8 Things They Don’t Teach in Superintendent and Principal School - Part 4
(Fourth of a 4-part series)
New superintendents are typically surprised and often challenged by how much of the job has very little to do with educating children or raising academic achievement, especially in districts with frequent turnover in top leadership positions. In some states, the average length of service for the superintendent position has lately and historically been fewer than two years, this in a profession that research suggests requires five or more years of consistent leadership in order to affect meaningful change.
This juxtaposition often results in time spent building trust and establishing a vision with constituencies that are understandably reluctant to invest in the process. Leadership is only as effective as the "followship" it inspires, a process that can easily be sidetracked or completely derailed by the tenuous hold a new superintendent may have on the position.
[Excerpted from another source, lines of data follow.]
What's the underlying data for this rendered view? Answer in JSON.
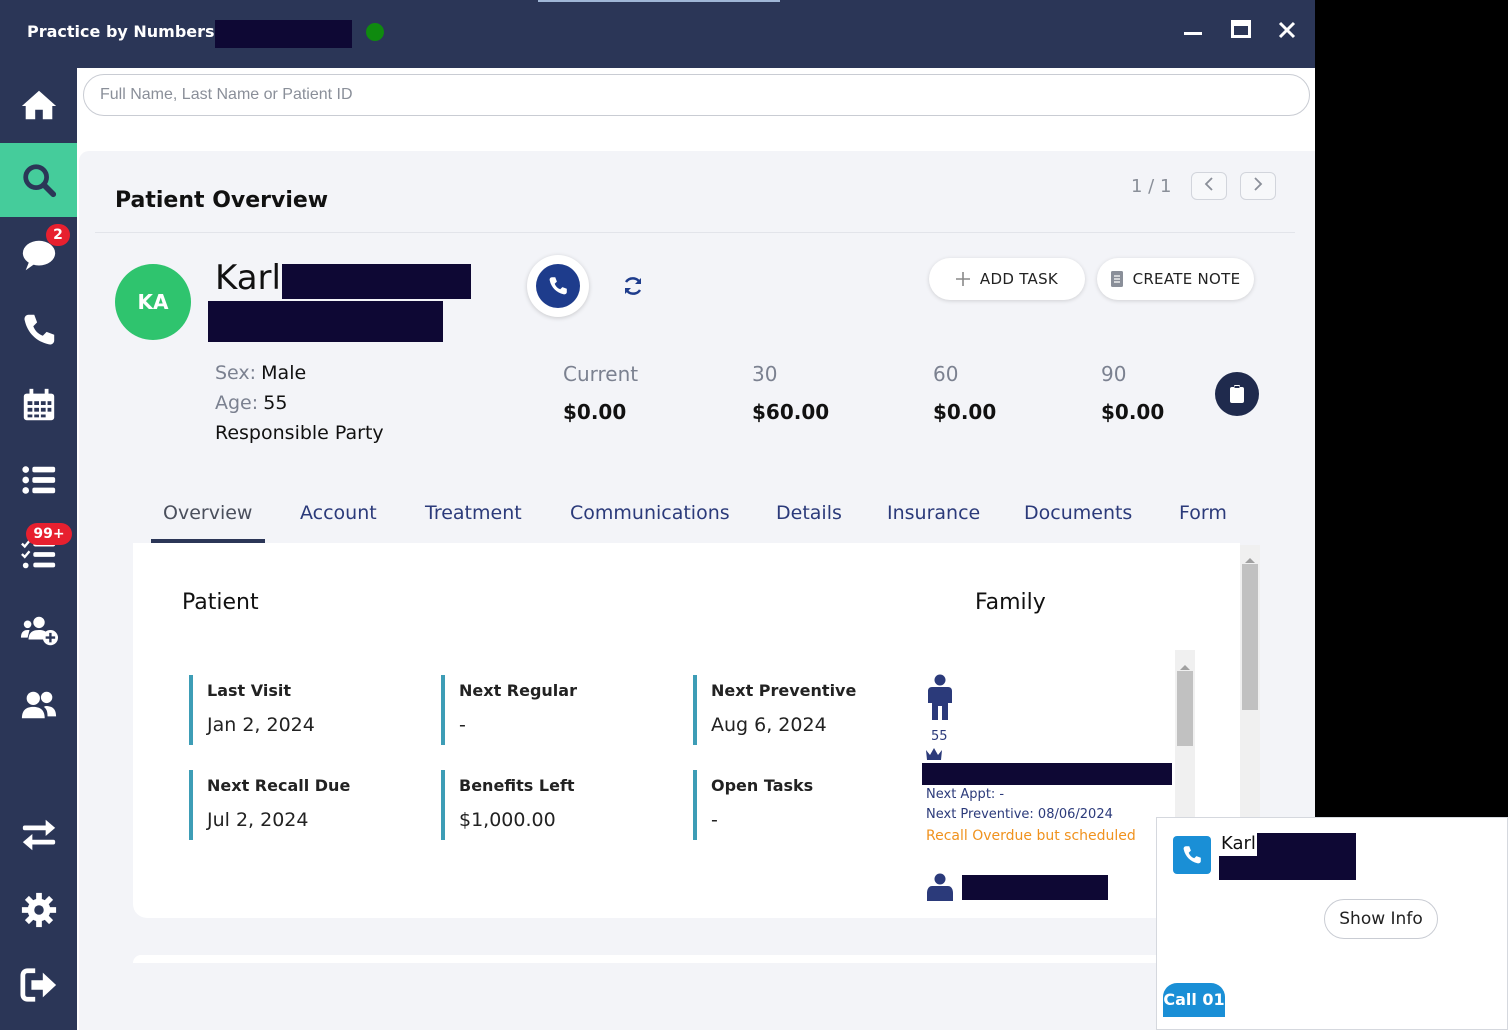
{
  "window": {
    "title": "Practice by Numbers –"
  },
  "search": {
    "placeholder": "Full Name, Last Name or Patient ID"
  },
  "sidebar": {
    "items": [
      {
        "name": "home",
        "badge": ""
      },
      {
        "name": "search",
        "badge": ""
      },
      {
        "name": "messages",
        "badge": "2"
      },
      {
        "name": "calls",
        "badge": ""
      },
      {
        "name": "calendar",
        "badge": ""
      },
      {
        "name": "list",
        "badge": ""
      },
      {
        "name": "tasks",
        "badge": "99+"
      },
      {
        "name": "add-user",
        "badge": ""
      },
      {
        "name": "users",
        "badge": ""
      },
      {
        "name": "transfer",
        "badge": ""
      },
      {
        "name": "settings",
        "badge": ""
      },
      {
        "name": "logout",
        "badge": ""
      }
    ]
  },
  "overview": {
    "title": "Patient Overview",
    "pager": "1 / 1"
  },
  "patient": {
    "initials": "KA",
    "first_name": "Karl",
    "sex_label": "Sex:",
    "sex": "Male",
    "age_label": "Age:",
    "age": "55",
    "responsible": "Responsible Party"
  },
  "actions": {
    "add_task": "ADD TASK",
    "create_note": "CREATE NOTE"
  },
  "aging": [
    {
      "label": "Current",
      "value": "$0.00"
    },
    {
      "label": "30",
      "value": "$60.00"
    },
    {
      "label": "60",
      "value": "$0.00"
    },
    {
      "label": "90",
      "value": "$0.00"
    }
  ],
  "tabs": [
    "Overview",
    "Account",
    "Treatment",
    "Communications",
    "Details",
    "Insurance",
    "Documents",
    "Form"
  ],
  "patient_section": {
    "title": "Patient",
    "stats": [
      {
        "label": "Last Visit",
        "value": "Jan 2, 2024"
      },
      {
        "label": "Next Regular",
        "value": "-"
      },
      {
        "label": "Next Preventive",
        "value": "Aug 6, 2024"
      },
      {
        "label": "Next Recall Due",
        "value": "Jul 2, 2024"
      },
      {
        "label": "Benefits Left",
        "value": "$1,000.00"
      },
      {
        "label": "Open Tasks",
        "value": "-"
      }
    ]
  },
  "family": {
    "title": "Family",
    "member_age": "55",
    "next_appt": "Next Appt: -",
    "next_preventive": "Next Preventive: 08/06/2024",
    "recall_status": "Recall Overdue but scheduled"
  },
  "call_popup": {
    "name": "Karl",
    "show_info": "Show Info",
    "call_tag": "Call 01"
  },
  "colors": {
    "navy": "#2b3657",
    "active_green": "#45cc9b",
    "avatar_green": "#2fc46e",
    "badge_red": "#e7202f",
    "accent_teal": "#3d9db6",
    "warning_orange": "#f0921e"
  }
}
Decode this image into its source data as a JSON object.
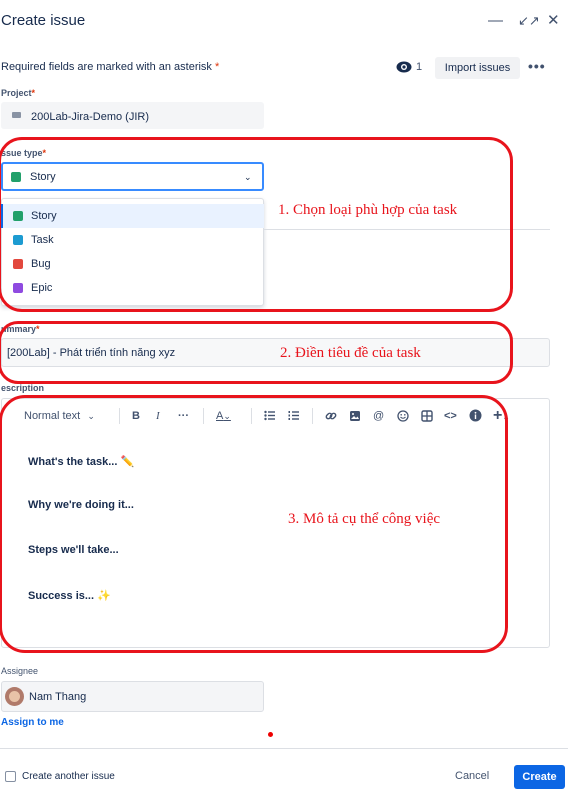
{
  "header": {
    "title": "Create issue",
    "required_note": "Required fields are marked with an asterisk",
    "asterisk": "*",
    "watch_count": "1",
    "import_label": "Import issues",
    "more_label": "•••",
    "minimize_label": "—",
    "expand_label": "↙↗",
    "close_label": "✕"
  },
  "project": {
    "label": "Project",
    "value": "200Lab-Jira-Demo (JIR)"
  },
  "issue_type": {
    "label": "Issue type",
    "label_visible": "ssue type",
    "value": "Story",
    "options": [
      {
        "label": "Story",
        "icon": "story-icon",
        "color": "#22a06b"
      },
      {
        "label": "Task",
        "icon": "task-icon",
        "color": "#1d9bd1"
      },
      {
        "label": "Bug",
        "icon": "bug-icon",
        "color": "#e2483d"
      },
      {
        "label": "Epic",
        "icon": "epic-icon",
        "color": "#8f4ae0"
      }
    ]
  },
  "summary": {
    "label": "Summary",
    "label_visible": "ummary",
    "value": "[200Lab] - Phát triển tính năng xyz"
  },
  "description": {
    "label": "Description",
    "label_visible": "escription",
    "toolbar": {
      "text_style": "Normal text",
      "bold": "B",
      "italic": "I",
      "more": "···",
      "color": "A",
      "plus": "+"
    },
    "lines": [
      "What's the task... ✏️",
      "Why we're doing it...",
      "Steps we'll take...",
      "Success is... ✨"
    ]
  },
  "assignee": {
    "label": "Assignee",
    "value": "Nam Thang",
    "assign_to_me": "Assign to me"
  },
  "footer": {
    "create_another": "Create another issue",
    "cancel": "Cancel",
    "create": "Create"
  },
  "annotations": {
    "step1": "1. Chọn loại phù hợp của task",
    "step2": "2. Điền tiêu đề của task",
    "step3": "3. Mô tả cụ thể công việc",
    "color": "#e8141c"
  },
  "colors": {
    "primary": "#0c66e4",
    "focus": "#388bff",
    "text": "#172b4d"
  }
}
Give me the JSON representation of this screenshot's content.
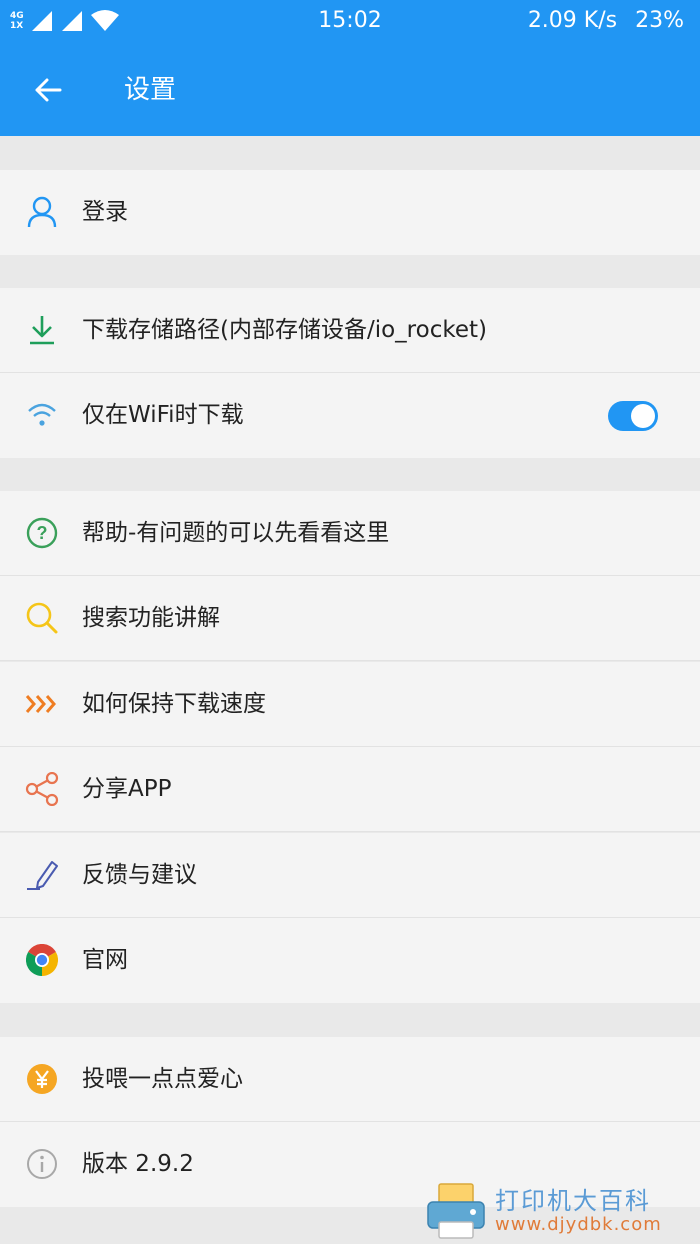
{
  "status_bar": {
    "network_top": "4G",
    "network_bottom": "1X",
    "time": "15:02",
    "speed": "2.09 K/s",
    "battery": "23%"
  },
  "toolbar": {
    "title": "设置",
    "back_icon": "arrow-left-icon"
  },
  "sections": [
    {
      "items": [
        {
          "icon": "user-icon",
          "label": "登录"
        }
      ]
    },
    {
      "items": [
        {
          "icon": "download-icon",
          "label": "下载存储路径(内部存储设备/io_rocket)"
        },
        {
          "icon": "wifi-icon",
          "label": "仅在WiFi时下载",
          "toggle": true
        }
      ]
    },
    {
      "items": [
        {
          "icon": "help-icon",
          "label": "帮助-有问题的可以先看看这里"
        },
        {
          "icon": "search-icon",
          "label": "搜索功能讲解"
        },
        {
          "icon": "chevrons-right-icon",
          "label": "如何保持下载速度"
        },
        {
          "icon": "share-icon",
          "label": "分享APP"
        },
        {
          "icon": "pencil-icon",
          "label": "反馈与建议"
        },
        {
          "icon": "chrome-icon",
          "label": "官网"
        }
      ]
    },
    {
      "items": [
        {
          "icon": "yen-coin-icon",
          "label": "投喂一点点爱心"
        },
        {
          "icon": "info-icon",
          "label": "版本 2.9.2"
        }
      ]
    }
  ],
  "colors": {
    "primary": "#2196f3",
    "row_bg": "#f4f4f4",
    "page_bg": "#e9e9e9"
  },
  "watermark": {
    "line1": "打印机大百科",
    "line2": "www.djydbk.com"
  }
}
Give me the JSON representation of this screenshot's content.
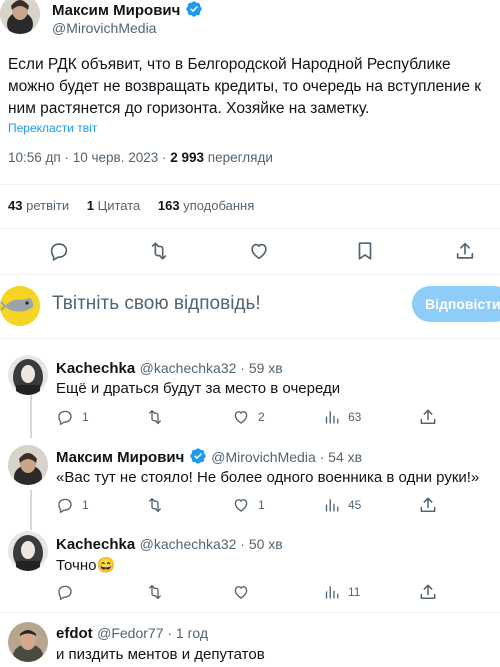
{
  "tweet": {
    "author_name": "Максим Мирович",
    "author_handle": "@MirovichMedia",
    "text": "Если РДК объявит, что в Белгородской Народной Республике можно будет не возвращать кредиты, то очередь на вступление к ним растянется до горизонта. Хозяйке на заметку.",
    "translate_label": "Перекласти твіт",
    "time": "10:56 дп · 10 черв. 2023 · ",
    "views_count": "2 993",
    "views_label": " перегляди",
    "stats": {
      "retweets_count": "43",
      "retweets_label": "ретвіти",
      "quotes_count": "1",
      "quotes_label": "Цитата",
      "likes_count": "163",
      "likes_label": "уподобання"
    }
  },
  "reply_box": {
    "placeholder": "Твітніть свою відповідь!",
    "button_label": "Відповісти"
  },
  "replies": [
    {
      "name": "Kachechka",
      "handle": "@kachechka32 · 59 хв",
      "text": "Ещё и драться будут за место в очереди",
      "replies": "1",
      "retweets": "",
      "likes": "2",
      "views": "63"
    },
    {
      "name": "Максим Мирович",
      "handle": "@MirovichMedia · 54 хв",
      "text": "«Вас тут не стояло! Не более одного военника в одни руки!»",
      "replies": "1",
      "retweets": "",
      "likes": "1",
      "views": "45"
    },
    {
      "name": "Kachechka",
      "handle": "@kachechka32 · 50 хв",
      "text": "Точно😄",
      "replies": "",
      "retweets": "",
      "likes": "",
      "views": "11"
    },
    {
      "name": "efdot",
      "handle": "@Fedor77 · 1 год",
      "text": "и пиздить ментов и депутатов"
    }
  ],
  "colors": {
    "accent": "#1d9bf0",
    "button_bg": "#8ecdf8",
    "muted": "#536471"
  }
}
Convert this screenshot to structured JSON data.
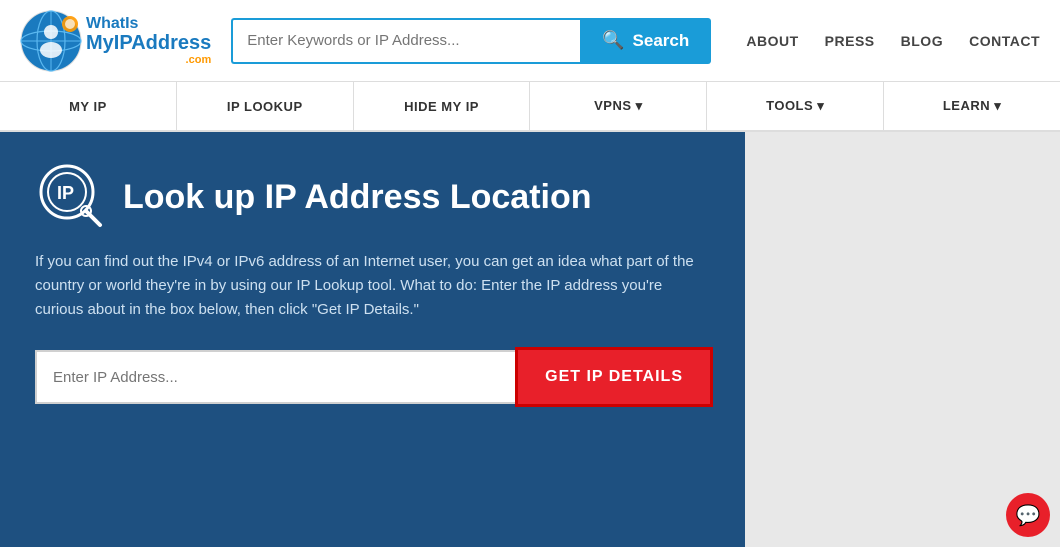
{
  "header": {
    "logo": {
      "what_is": "WhatIs",
      "myip": "MyIP",
      "address": "Address",
      "dot_com": ".com"
    },
    "search": {
      "placeholder": "Enter Keywords or IP Address...",
      "button_label": "Search"
    },
    "nav_links": [
      {
        "label": "ABOUT",
        "href": "#"
      },
      {
        "label": "PRESS",
        "href": "#"
      },
      {
        "label": "BLOG",
        "href": "#"
      },
      {
        "label": "CONTACT",
        "href": "#"
      }
    ]
  },
  "nav_bar": {
    "items": [
      {
        "label": "MY IP"
      },
      {
        "label": "IP LOOKUP"
      },
      {
        "label": "HIDE MY IP"
      },
      {
        "label": "VPNS ▾"
      },
      {
        "label": "TOOLS ▾"
      },
      {
        "label": "LEARN ▾"
      }
    ]
  },
  "main": {
    "panel_title": "Look up IP Address Location",
    "panel_description": "If you can find out the IPv4 or IPv6 address of an Internet user, you can get an idea what part of the country or world they're in by using our IP Lookup tool. What to do: Enter the IP address you're curious about in the box below, then click \"Get IP Details.\"",
    "ip_input_placeholder": "Enter IP Address...",
    "get_details_label": "GET IP DETAILS"
  }
}
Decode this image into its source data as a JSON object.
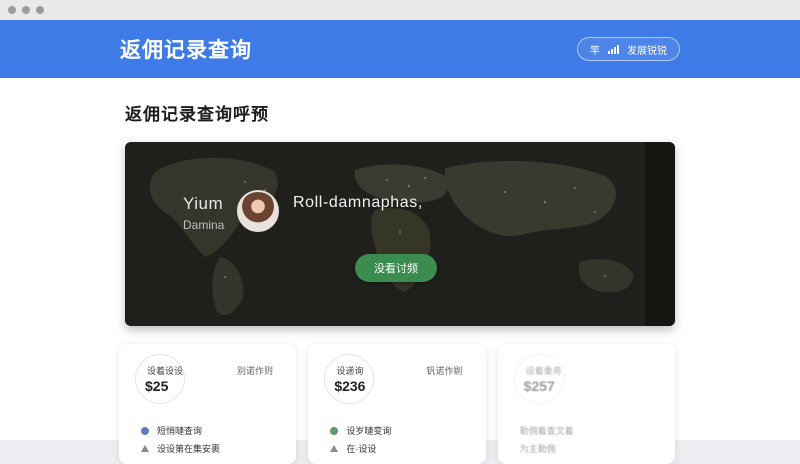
{
  "window": {
    "controls": [
      "close",
      "minimize",
      "maximize"
    ]
  },
  "header": {
    "title": "返佣记录查询",
    "button_prefix": "竿",
    "button_label": "发展锐锐",
    "signal_icon": "signal-bars-icon"
  },
  "main": {
    "page_title": "返佣记录查询呼预"
  },
  "hero": {
    "left_big": "Yium",
    "left_small": "Damina",
    "name": "Roll-damnaphas,",
    "button_label": "没看讨频",
    "avatar_icon": "user-avatar"
  },
  "cards": [
    {
      "label": "设着设设",
      "value": "$25",
      "right": "别诺作则",
      "item1": "短悄嗹查询",
      "item1_color": "#5b7fbf",
      "item2": "设设第在集安裹"
    },
    {
      "label": "设递询",
      "value": "$236",
      "right": "钒诺作剔",
      "item1": "设岁嗹变询",
      "item1_color": "#5e9a6a",
      "item2": "在·设设"
    },
    {
      "label": "设着重务",
      "value": "$257",
      "right": "",
      "item1": "勒佣着查文着",
      "item1_color": "",
      "item2": "为主勒佣"
    }
  ],
  "colors": {
    "header": "#3f7be6",
    "hero_button": "#3b8c4e"
  }
}
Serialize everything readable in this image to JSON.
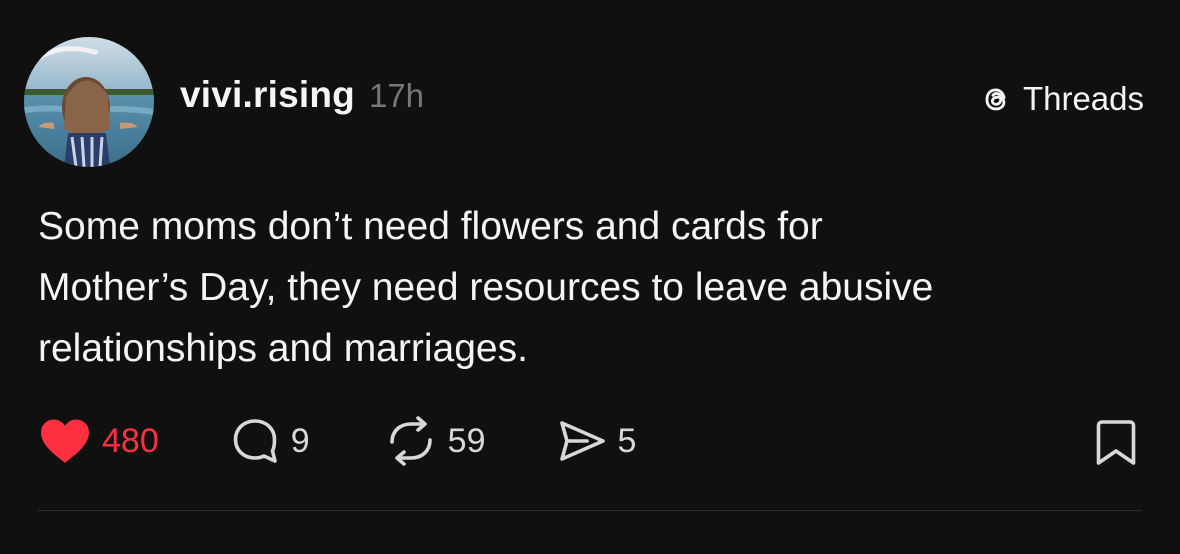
{
  "post": {
    "username": "vivi.rising",
    "timestamp": "17h",
    "brand_label": "Threads",
    "body_lines": [
      "Some moms don’t need flowers and cards for",
      "Mother’s Day, they need resources to leave abusive",
      "relationships and marriages."
    ],
    "actions": {
      "likes": "480",
      "replies": "9",
      "reposts": "59",
      "shares": "5"
    }
  },
  "colors": {
    "background": "#101010",
    "text": "#f3f5f7",
    "muted": "#777777",
    "like_red": "#ff3040"
  },
  "icons": {
    "brand": "threads-logo-icon",
    "like": "heart-filled-icon",
    "reply": "speech-bubble-icon",
    "repost": "repost-arrows-icon",
    "share": "send-plane-icon",
    "bookmark": "bookmark-icon"
  }
}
This difficult, though not atypical, scenario has a direct connection to two aspects of the superintendency that few anticipate as they acclimate to the job.
7. Much of the Superintendency Often Has Little To Do Directly with Educational Issues In any district with a full array of extra and co-curricular activities including a robust interscholastic sports program, issues arising from those offerings frequently and eventually end up landing on the desk of the superintendent. Even when proper delegation of authority and responsibility includes interaction with principal or athletic director as proper initial steps in a parent or student concern, some are never satisfied with the outcome of events until and unless the superintendent weighs in.
Parents are often at their most unreasonable and least rational when it comes to the extracurricular or interscholastic athletic activities of their children. Most superintendents with any time on the job have fielded phone calls or emails that begin with the statement, "This is not about the playing time of my kid" before a parent launches into a tirade that clearly or eventually belies that qualifier. It is almost always about playing time when a parent has a problem with the coach of a sport or the advisor of an activity.
Another realm that vexes most superintendents is of oversight of the physical plant, an aspect of district leadership for which most district leaders are ill-prepared. Though others are nominally in charge of buildings and grounds issues, many board members and lay-people fully expect the superintendent to know as much as anyone else in the district about fenestration, EPDM versus built-up roofing, or levels of carbon monoxide adjacent to all boiler rooms in the district. Time spent on each of those issues is time lost to overseeing innovation or ensuring gains in academic achievement.
8. Not All Board Members Serve to Advance the Interests of Students In a perfect world, those who run for a seat on the board of education would have no political aspirations and only want what's best for the students of the district. If true, then Mark Twain was wrong in 1897 when late in his life he infamously wrote: "In the first place God made idiots. This was for practice. Then he made school boards."
In a more practical and realistic assessment, school board members are no more or less likely than anyone else to exhibit entirely human characteristics like compassion, ineptitude, or hubris. Their role as policy creators and fiscal overseers is made infinitely more complicated when parents burden them with unrealistic expectations of instant improvement and magical solutions to everyday issues. In a well-intentioned effort to assist parents, many new school board members overstep their authority and promise more than they could or should deliver when a problem is shared, often in a social setting far from school time and place.
Into this all-too-typical milieu confidently strides the superintendent, who is instantly confronted with the need to simultaneously settle an issue while correcting a board member's misstep that may have exacerbated it. The seasoned superintendent immediately recognizes the value and wisdom of enlisting the aid of the board president in calming the waters and settling the problem, if only by teaching a rouge board member the blessings of restraint when confronted with an irate or irrational parent.
Principals and superintendents serve in positions of authority and leadership rivaled by few if any others in a school district. These roles require patience, wisdom, and the humility to accept the fact that their jobs are sometimes made more difficult by others not restrained by professional ethics or a moral compass. Graduate school is important in the preparation of school and district leaders, and practical experience that only comes with time spent in these positions is irreplaceable and invaluable. Principals and superintendents who learn early that locally derived data and its proper analysis by professionals trained for that task is the best bulwark against making decisions based on instinct or experience alone.
The things not taught explicitly in graduate school can nevertheless be gleaned by those who anticipate the many challenges of running a school or a district. By considering possibilities before they occur and by having a plan for clear-headed and compassionate leadership, educational leaders are most likely to succeed by evidencing a foundation of what is best for the social, emotional and academic success of the students as decisions are rendered and outcomes are delivered.